New genetic research has uncovered a gene mutation that will allow practitioners to identify Crohn's disease and ulcerative colitis patients who are at risk for potentially deadly drug side effects, allowing clinicians to tailor alternative treatments to these individuals.

The research, which published yesterday in the Journal of the American Medical Association, looked at genetic variants associated with thiopurine-induced myelosuppression (TIM) among patients with Crohn's disease and ulcerative colitis, collectively known as inflammatory bowel disease (IBD). They conducted genome-wide association studies (GWAS) and exome-wide association studies (EWAS) for 491 patients affected by TIM and 679 unaffected patients from 89 international sites between March 2012 and November 2015.

Crohn's disease and ulcerative colitis are incurable lifelong conditions, with IBD affecting more than 3 million of U.S. adults, according to the Centers for Disease Control and Prevention. The main symptoms are urgent diarrhea, often with rectal bleeding, abdominal pain, profound fatigue, and weight loss.

Drugs to suppress the immune system are the common method of treatment, however many patients with Crohn's Disease or ulcerative colitis will require surgery. The lifetime medical costs associated with IBD are similar to the costs of treating diabetes or cancer, researchers say.

About a third of patients with IBD are treated with a thiopurine drug. However, approximately 7 percent of patients develop an adverse reaction to the drug known as bone marrow suppression, which makes the body’s immune system less able to fight infection and the patient at risk of sepsis.

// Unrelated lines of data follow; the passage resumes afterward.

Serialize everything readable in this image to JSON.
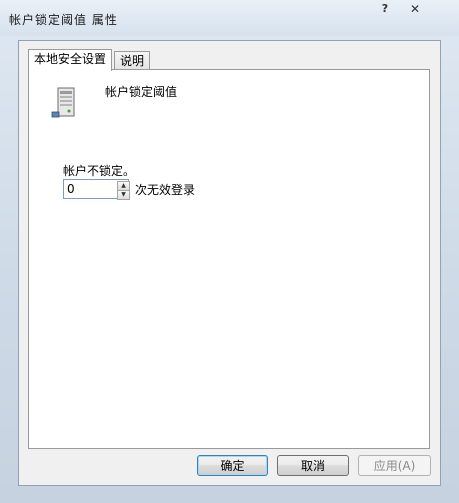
{
  "window": {
    "title": "帐户锁定阈值 属性",
    "help_label": "?",
    "close_label": "✕"
  },
  "tabs": [
    {
      "label": "本地安全设置",
      "active": true
    },
    {
      "label": "说明",
      "active": false
    }
  ],
  "panel": {
    "icon": "server-icon",
    "policy_name": "帐户锁定阈值",
    "field_label": "帐户不锁定。",
    "value": "0",
    "unit": "次无效登录"
  },
  "buttons": {
    "ok": "确定",
    "cancel": "取消",
    "apply": "应用(A)"
  },
  "colors": {
    "selection": "#3399ff",
    "default_button_border": "#3c7fb1"
  }
}
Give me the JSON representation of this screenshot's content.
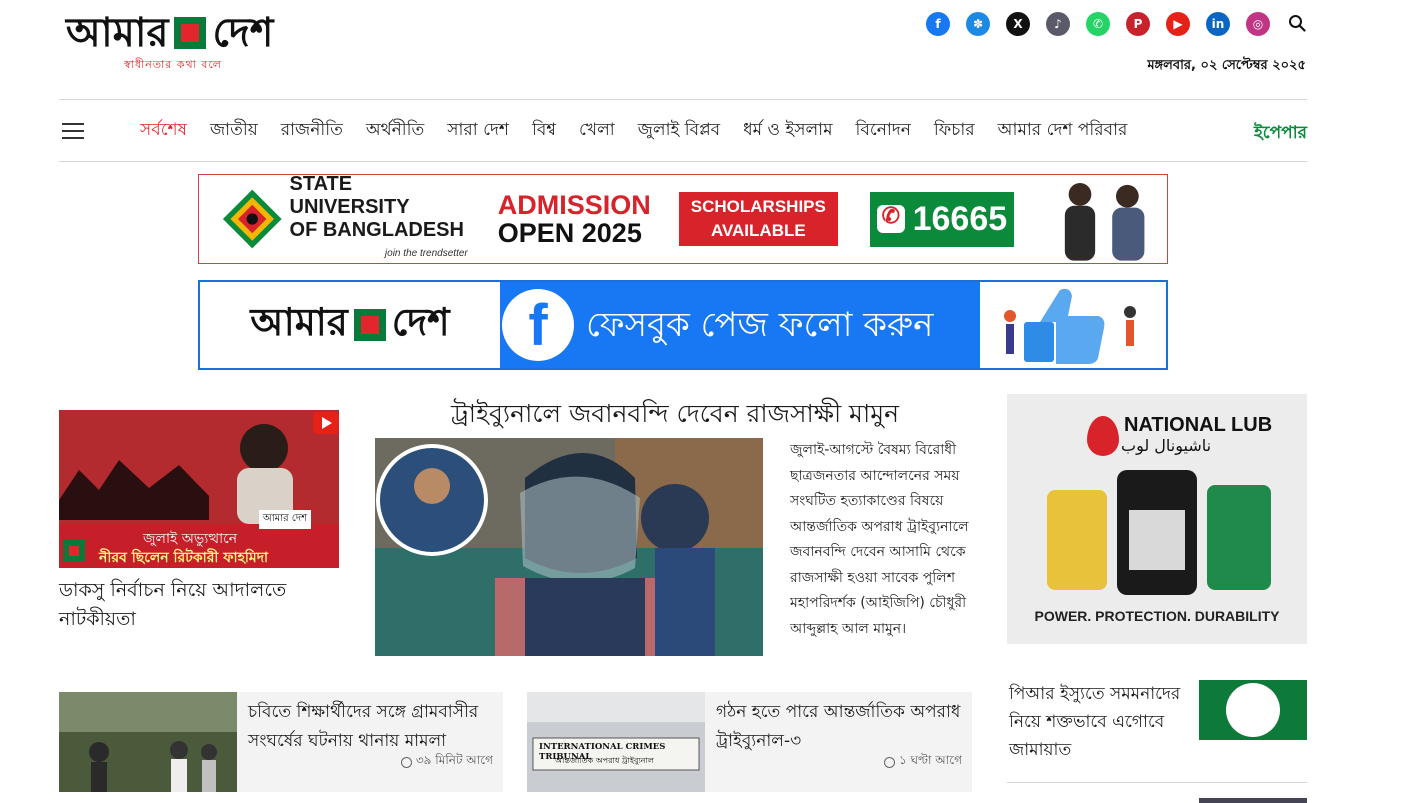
{
  "header": {
    "logo_left": "আমার",
    "logo_right": "দেশ",
    "tagline": "স্বাধীনতার কথা বলে",
    "date": "মঙ্গলবার, ০২ সেপ্টেম্বর ২০২৫",
    "socials": [
      {
        "name": "facebook-icon",
        "glyph": "f",
        "color": "#1877f2"
      },
      {
        "name": "community-icon",
        "glyph": "✽",
        "color": "#1e88e5"
      },
      {
        "name": "x-icon",
        "glyph": "X",
        "color": "#111111"
      },
      {
        "name": "tiktok-icon",
        "glyph": "♪",
        "color": "#5a5a6a"
      },
      {
        "name": "whatsapp-icon",
        "glyph": "✆",
        "color": "#25d366"
      },
      {
        "name": "pinterest-icon",
        "glyph": "P",
        "color": "#c8232c"
      },
      {
        "name": "youtube-icon",
        "glyph": "▶",
        "color": "#e62117"
      },
      {
        "name": "linkedin-icon",
        "glyph": "in",
        "color": "#0a66c2"
      },
      {
        "name": "instagram-icon",
        "glyph": "◎",
        "color": "#c13584"
      }
    ]
  },
  "nav": {
    "items": [
      "সর্বশেষ",
      "জাতীয়",
      "রাজনীতি",
      "অর্থনীতি",
      "সারা দেশ",
      "বিশ্ব",
      "খেলা",
      "জুলাই বিপ্লব",
      "ধর্ম ও ইসলাম",
      "বিনোদন",
      "ফিচার",
      "আমার দেশ পরিবার"
    ],
    "epaper": "ইপেপার"
  },
  "ad1": {
    "name_line1": "STATE UNIVERSITY",
    "name_line2": "OF BANGLADESH",
    "tagline": "join the trendsetter",
    "admission_line1": "ADMISSION",
    "admission_line2": "OPEN 2025",
    "scholar_line1": "SCHOLARSHIPS",
    "scholar_line2": "AVAILABLE",
    "phone": "16665"
  },
  "ad2": {
    "logo_left": "আমার",
    "logo_right": "দেশ",
    "text": "ফেসবুক পেজ ফলো করুন"
  },
  "left_story": {
    "overlay_top": "জুলাই অভ্যুত্থানে",
    "overlay_bottom": "নীরব ছিলেন রিটকারী ফাহমিদা",
    "brand": "আমার দেশ",
    "title": "ডাকসু নির্বাচন নিয়ে আদালতে নাটকীয়তা"
  },
  "lead_story": {
    "title": "ট্রাইব্যুনালে জবানবন্দি দেবেন রাজসাক্ষী মামুন",
    "summary": "জুলাই-আগস্টে বৈষম্য বিরোধী ছাত্রজনতার আন্দোলনের সময় সংঘটিত হত্যাকাণ্ডের বিষয়ে আন্তর্জাতিক অপরাধ ট্রাইব্যুনালে জবানবন্দি দেবেন আসামি থেকে রাজসাক্ষী হওয়া সাবেক পুলিশ মহাপরিদর্শক (আইজিপি) চৌধুরী আব্দুল্লাহ আল মামুন।"
  },
  "right_ad": {
    "brand": "NATIONAL LUB",
    "brand_arabic": "ناشيونال لوب",
    "footer": "POWER. PROTECTION. DURABILITY"
  },
  "cards": [
    {
      "title": "চবিতে শিক্ষার্থীদের সঙ্গে গ্রামবাসীর সংঘর্ষের ঘটনায় থানায় মামলা",
      "time": "৩৯ মিনিট আগে"
    },
    {
      "title": "গঠন হতে পারে আন্তর্জাতিক অপরাধ ট্রাইব্যুনাল-৩",
      "time": "১ ঘণ্টা আগে",
      "sign_line1": "INTERNATIONAL CRIMES TRIBUNAL",
      "sign_line2": "আন্তর্জাতিক অপরাধ ট্রাইব্যুনাল"
    }
  ],
  "side_story": {
    "title": "পিআর ইস্যুতে সমমনাদের নিয়ে শক্তভাবে এগোবে জামায়াত"
  }
}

According to an announcement made by the University of Exeter Medical School in the U.K., whose research team led the investigation, previous studies have identified mutations in a gene known as TPMT, which predisposes patients to thiopurine-induced bone marrow suppression. Clinicians either adjust the dose or avoid thiopurines altogether if routine tests show that patients are likely to carry faulty versions of the TPMT gene. However, only a quarter of patients who suffer from bone-marrow suppression have abnormalities in TPMT, suggesting that other genes may be involved.

DNA from patients with IBD that suffered thiopurine-induced bone marrow suppression and patients who had received thiopurines and had no history of bone marrow suppression were analyzed to identify genes possibly associated with this adverse drug reaction. Among the patients studied, analyses confirmed association between mutations in genes called NUDT15 and bone marrow suppression, finding three different variants in NUDT15 that were associated with bone marrow suppression.

"In the largest genetic analysis into the side effects of thiopurine drugs, we've discovered variation in a gene that can help us identify who is susceptible to thiopurine-induced bone marrow suppression,” said Tariq Ahmad, PhD, chief investigator and faculty at the University of Exeter Medical School, in the statement. “In line with the [goal] to increase personalized medicine, testing for this genetic abnormality prior to prescribing thiopurine drugs will reduce the risks to patients, and costs associated with this potentially serious drug side effect.”